I've assembled a kind of florilegia to answer the question.

Wido of Spoleto is denied the Frankish throne in 888 because of his frugal eating:
And as [Wido of Spoleto] wanted to enter that part of France they call Roman, crossing the kingdom of the Burgundians, there met him messengers of the Franks telling him to go back because, worn out by the long wait, as they could not be without a king for a long time, they had elected Odo with all assenting. It is said, however, that the Franks actually did not take Wido as their king on account of this. For when he was coming to the city of Metz, which shines most powerful in the kingdom of Lothar, Wido sent ahead his servant who was to prepare food for him in the royal style. And the bishop of Metz received an answer like this from the servant, when he served him much food according to the custom of the Franks: "If you give me at least a horse, I will arrange things in such a way that King Wido will be satisfied with a third of all this after he has feasted." When the bishop heard this, "it is not proper," he said," for such a king to rule over us, who prepares himself a cheap ten-coin meal." And so it happened that they abandoned Wido and instead elected Odo. (Liudprand of Cremona, Historia Gestorum Regum et Imperatorum sive Antapodosis, I.16; in PL 136:0801A-B; translation from 58-59)
Guiborc in the Chanson de Guillaume encourages her husband to return to battle after watching him eat:
'Par Deu de glorie, qui convertir me fist,
a qui renderai l'alme de ceste pecceriz,
quant ert le terme al jur de grant juis,
qui mangue un grant pain a tamis
et pur ço ne laisse les dous gasteals rostiz
et tut mangue un grant braun porcin
et en aproef un grant poun rosti
et a dous traiz beit un sester de vin,
ben dure guere deit rendre a sun veisin!
Ja trop vilment ne deit de champ fuir,
ne sun lignage par lui estre plus vil!" (1422-32)

'By the God of Glory, who caused my conversion, to whom I shall deliver my sinner's soul, anyone who can eat a great, fine white-loaf, and not leave because of that his two roast pasties and eats up a whole great pork brawn, and after that a great roast peacock, and drinks a gallon of wine at two draughts, will wage harsh war on his neighbor! He'll not flee cravenly from the field, or bring shame on his family!"
The Middle English translation of the Alphabet of Tales describes the character and appearance of Charlemagne:
And he ete bod littyl brede, bod at ans he wolde ete a quarter of a weddur, or ij hennys, or a guse, or a swyne shulder, or a pacok, or a crane, or a hale hare.
Franklin Delano Roosevelt addresses Farm Groups, May 14, 1935:
I have always supposed, ever since I was able to play around, that the acknowledged destiny of a pig is sausage, or ham, or bacon or pork.
Derrida, "Eating Well, Or, The Calculation of the Subject"
The subject does not want just to master and possess nature actively. In our cultures, he accepts sacrifice and eats flesh.
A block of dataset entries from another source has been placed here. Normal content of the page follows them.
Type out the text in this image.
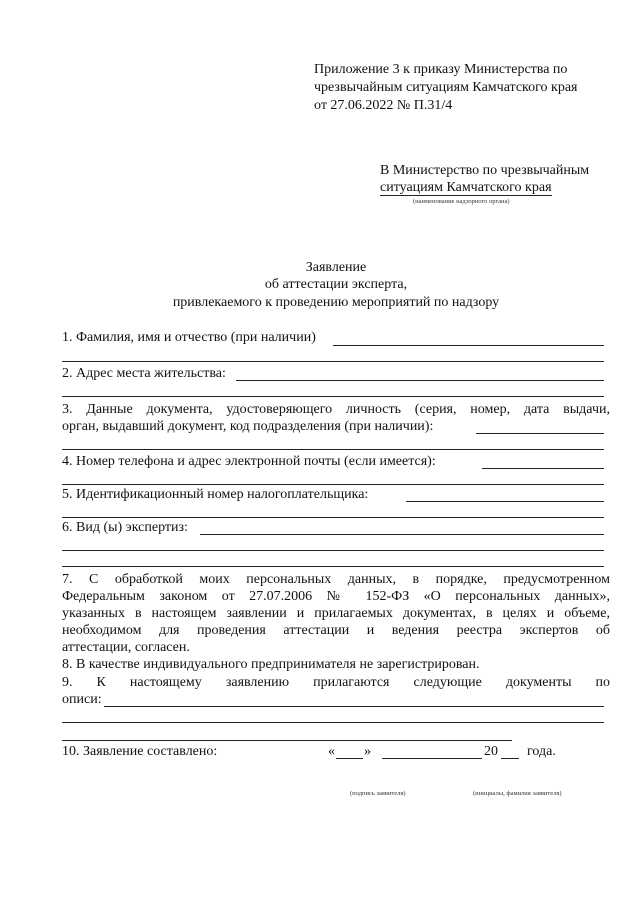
Приложение 3 к приказу Министерства по
чрезвычайным ситуациям Камчатского края
от 27.06.2022 № П.31/4
В Министерство по чрезвычайным
ситуациям Камчатского края
(наименование надзорного органа)
Заявление
об аттестации эксперта,
привлекаемого к проведению мероприятий по надзору
1. Фамилия, имя и отчество (при наличии)
2. Адрес места жительства:
3. Данные документа, удостоверяющего личность (серия, номер, дата выдачи,
орган, выдавший документ, код подразделения (при наличии):
4. Номер телефона и адрес электронной почты (если имеется):
5. Идентификационный номер налогоплательщика:
6. Вид (ы) экспертиз:
7. С обработкой моих персональных данных, в порядке, предусмотренном
Федеральным законом от 27.07.2006 № 152-ФЗ «О персональных данных»,
указанных в настоящем заявлении и прилагаемых документах, в целях и объеме,
необходимом для проведения аттестации и ведения реестра экспертов об
аттестации, согласен.
8. В качестве индивидуального предпринимателя не зарегистрирован.
9. К настоящему заявлению прилагаются следующие документы по
описи:
10. Заявление составлено:	« »	20 года.
(подпись заявителя)	(инициалы, фамилия заявителя)
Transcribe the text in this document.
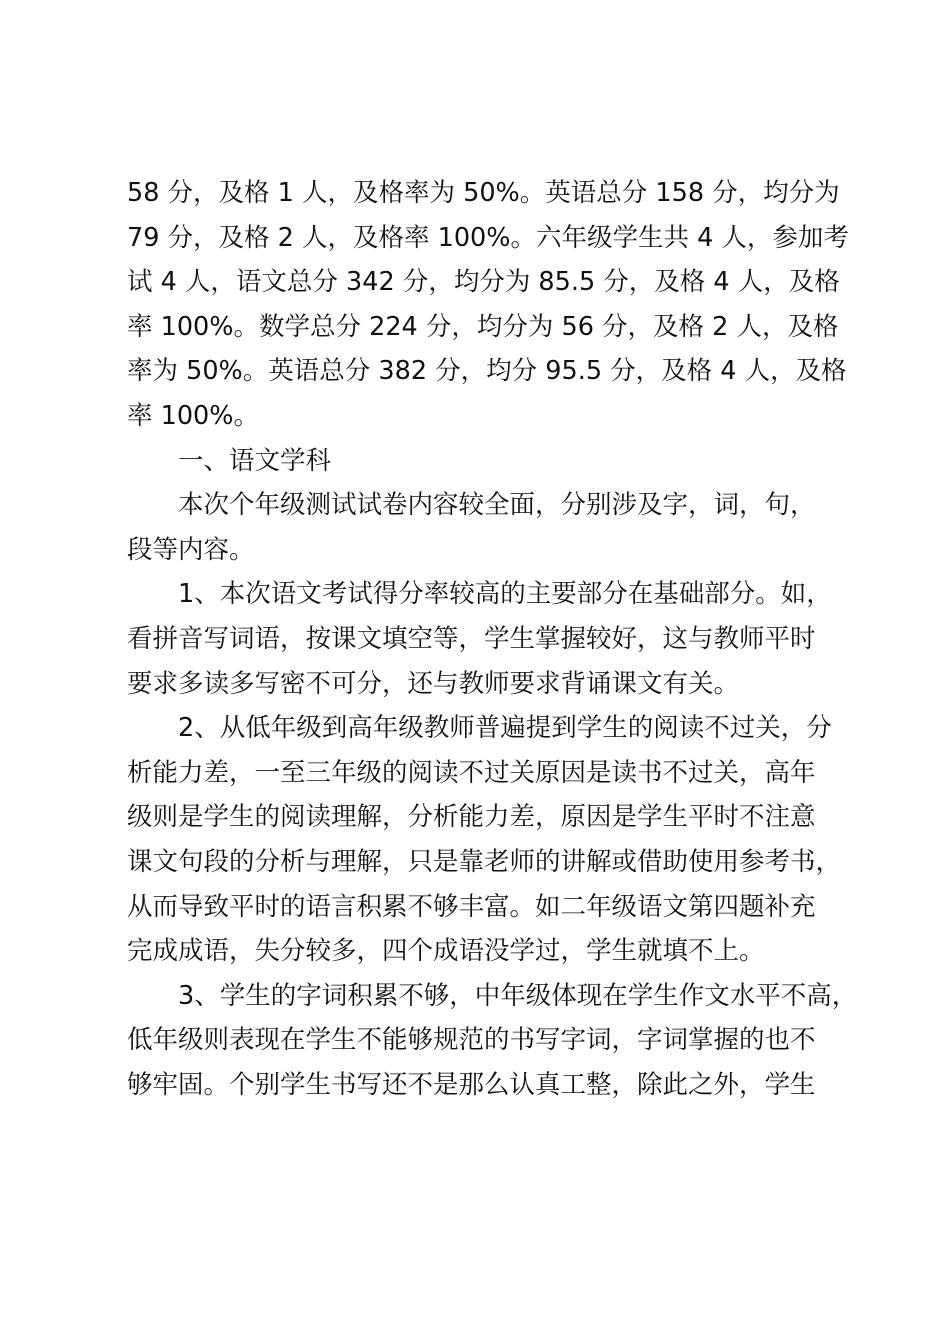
58 分，及格 1 人，及格率为 50%。英语总分 158 分，均分为
79 分，及格 2 人，及格率 100%。六年级学生共 4 人，参加考
试 4 人，语文总分 342 分，均分为 85.5 分，及格 4 人，及格
率 100%。数学总分 224 分，均分为 56 分，及格 2 人，及格
率为 50%。英语总分 382 分，均分 95.5 分，及格 4 人，及格
率 100%。
一、语文学科
本次个年级测试试卷内容较全面，分别涉及字，词，句，
段等内容。
1、本次语文考试得分率较高的主要部分在基础部分。如，
看拼音写词语，按课文填空等，学生掌握较好，这与教师平时
要求多读多写密不可分，还与教师要求背诵课文有关。
2、从低年级到高年级教师普遍提到学生的阅读不过关，分
析能力差，一至三年级的阅读不过关原因是读书不过关，高年
级则是学生的阅读理解，分析能力差，原因是学生平时不注意
课文句段的分析与理解，只是靠老师的讲解或借助使用参考书，
从而导致平时的语言积累不够丰富。如二年级语文第四题补充
完成成语，失分较多，四个成语没学过，学生就填不上。
3、学生的字词积累不够，中年级体现在学生作文水平不高，
低年级则表现在学生不能够规范的书写字词，字词掌握的也不
够牢固。个别学生书写还不是那么认真工整，除此之外，学生
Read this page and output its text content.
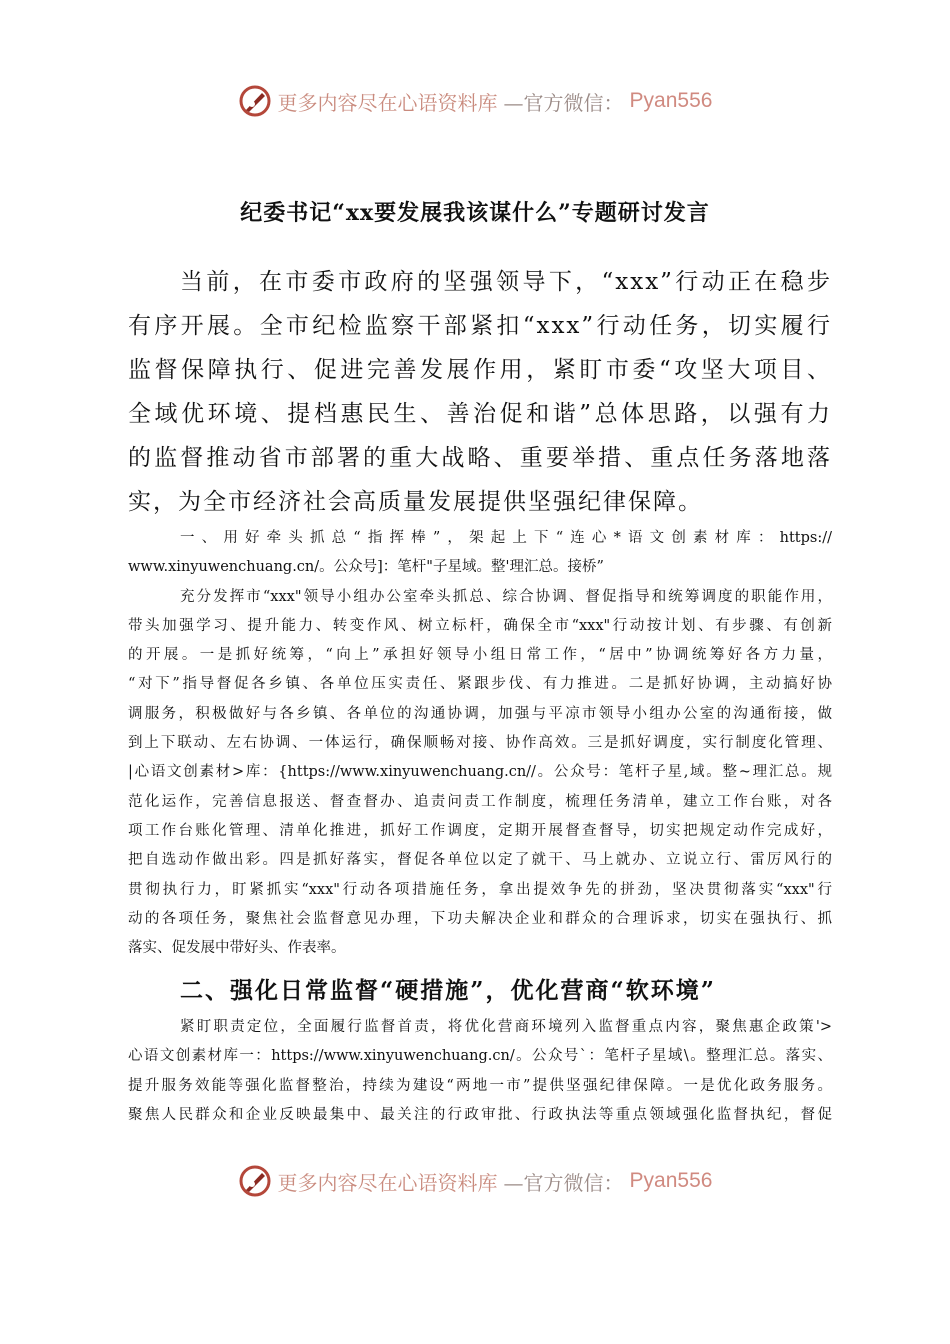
更多内容尽在心语资料库 —官方微信： Pyan556
纪委书记“xx要发展我该谋什么”专题研讨发言
当前，在市委市政府的坚强领导下，“xxx”行动正在稳步
有序开展。全市纪检监察干部紧扣“xxx”行动任务，切实履行
监督保障执行、促进完善发展作用，紧盯市委“攻坚大项目、
全域优环境、提档惠民生、善治促和谐”总体思路，以强有力
的监督推动省市部署的重大战略、重要举措、重点任务落地落
实，为全市经济社会高质量发展提供坚强纪律保障。
一、用好牵头抓总“指挥棒”，架起上下“连心*语文创素材库：https://
www.xinyuwenchuang.cn/。公众号]：笔杆"子星域。整'理汇总。接桥”
充分发挥市“xxx"领导小组办公室牵头抓总、综合协调、督促指导和统筹调度的职能作用，
带头加强学习、提升能力、转变作风、树立标杆，确保全市“xxx"行动按计划、有步骤、有创新
的开展。一是抓好统筹，“向上”承担好领导小组日常工作，“居中”协调统筹好各方力量，
“对下”指导督促各乡镇、各单位压实责任、紧跟步伐、有力推进。二是抓好协调，主动搞好协
调服务，积极做好与各乡镇、各单位的沟通协调，加强与平凉市领导小组办公室的沟通衔接，做
到上下联动、左右协调、一体运行，确保顺畅对接、协作高效。三是抓好调度，实行制度化管理、
|心语文创素材>库：{https://www.xinyuwenchuang.cn//。公众号：笔杆子星,域。整~理汇总。规
范化运作，完善信息报送、督查督办、追责问责工作制度，梳理任务清单，建立工作台账，对各
项工作台账化管理、清单化推进，抓好工作调度，定期开展督查督导，切实把规定动作完成好，
把自选动作做出彩。四是抓好落实，督促各单位以定了就干、马上就办、立说立行、雷厉风行的
贯彻执行力，盯紧抓实“xxx"行动各项措施任务，拿出提效争先的拼劲，坚决贯彻落实“xxx"行
动的各项任务，聚焦社会监督意见办理，下功夫解决企业和群众的合理诉求，切实在强执行、抓
落实、促发展中带好头、作表率。
二、强化日常监督“硬措施”，优化营商“软环境”
紧盯职责定位，全面履行监督首责，将优化营商环境列入监督重点内容，聚焦惠企政策'>
心语文创素材库一：https://www.xinyuwenchuang.cn/。公众号`：笔杆子星域\。整理汇总。落实、
提升服务效能等强化监督整治，持续为建设“两地一市”提供坚强纪律保障。一是优化政务服务。
聚焦人民群众和企业反映最集中、最关注的行政审批、行政执法等重点领域强化监督执纪，督促
更多内容尽在心语资料库 —官方微信： Pyan556
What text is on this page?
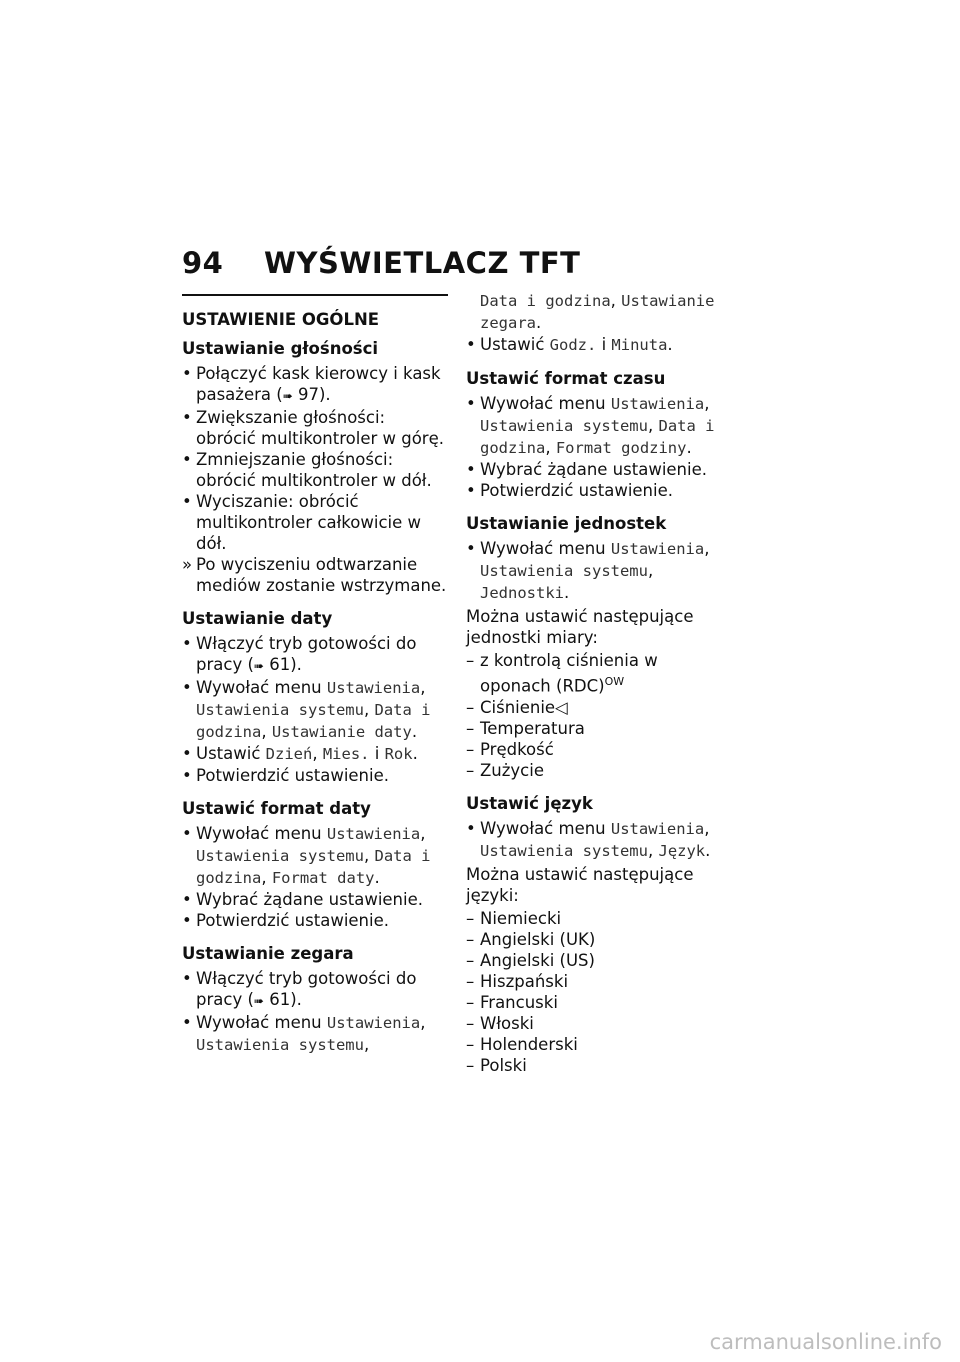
94 WYŚWIETLACZ TFT
USTAWIENIE OGÓLNE
Ustawianie głośności
• Połączyć kask kierowcy i kask pasażera (➠ 97).
• Zwiększanie głośności: obrócić multikontroler w górę.
• Zmniejszanie głośności: obrócić multikontroler w dół.
• Wyciszanie: obrócić multikontroler całkowicie w dół.
» Po wyciszeniu odtwarzanie mediów zostanie wstrzymane.
Ustawianie daty
• Włączyć tryb gotowości do pracy (➠ 61).
• Wywołać menu Ustawienia, Ustawienia systemu, Data i godzina, Ustawianie daty.
• Ustawić Dzień, Mies. i Rok.
• Potwierdzić ustawienie.
Ustawić format daty
• Wywołać menu Ustawienia, Ustawienia systemu, Data i godzina, Format daty.
• Wybrać żądane ustawienie.
• Potwierdzić ustawienie.
Ustawianie zegara
• Włączyć tryb gotowości do pracy (➠ 61).
• Wywołać menu Ustawienia, Ustawienia systemu,
Data i godzina, Ustawianie zegara.
• Ustawić Godz. i Minuta.
Ustawić format czasu
• Wywołać menu Ustawienia, Ustawienia systemu, Data i godzina, Format godziny.
• Wybrać żądane ustawienie.
• Potwierdzić ustawienie.
Ustawianie jednostek
• Wywołać menu Ustawienia, Ustawienia systemu, Jednostki.
Można ustawić następujące jednostki miary:
– z kontrolą ciśnienia w oponach (RDC)$^{OW}$
– Ciśnienie◁
– Temperatura
– Prędkość
– Zużycie
Ustawić język
• Wywołać menu Ustawienia, Ustawienia systemu, Język.
Można ustawić następujące języki:
– Niemiecki
– Angielski (UK)
– Angielski (US)
– Hiszpański
– Francuski
– Włoski
– Holenderski
– Polski
carmanualsonline.info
Since we haven't much time or space here, and at the risk of provoking some kind of loud protests (we pretty much know from which quarter), I would ask you: in our countries, who would stand any chance of becoming a chef d'Etat (a head of State), and of thereby acceding 'to the head,' by publically, and therefore exemplarily, declaring him- or herself to be a vegetarian? The chef must be an eater of flesh....To say nothing of celibacy, of homosexuality, and even of femininity (which for the moment, and so rarely, is only admitted to the head of whatever it might be, especially the State, if it lets itself be translated into a virile and heroic schema. (281)

1 comment:

Jeffrey Cohen said...

You are what you socially consume. Killing makes you powerful. And both these animal-directed actions must be public events to count. Thanks for the florilegia, Karl.

Derrida begins to get at this, I think: I can't help wondering if part of the attraction of the Obama swatting the fly video is the president-as-superhero narrative that went with it -- at least in the many Facebook postings of the clip I saw, where he was labeled a ninja, his reflexes were praised, and so on. AND I couldn't help wonder if there is a connection between the Obama clip and a certain blaxploitation film from 1972 that has the word fly in its title. Am I wrong to think there might be something about race as well as masculinity at play in the fascination with the scene?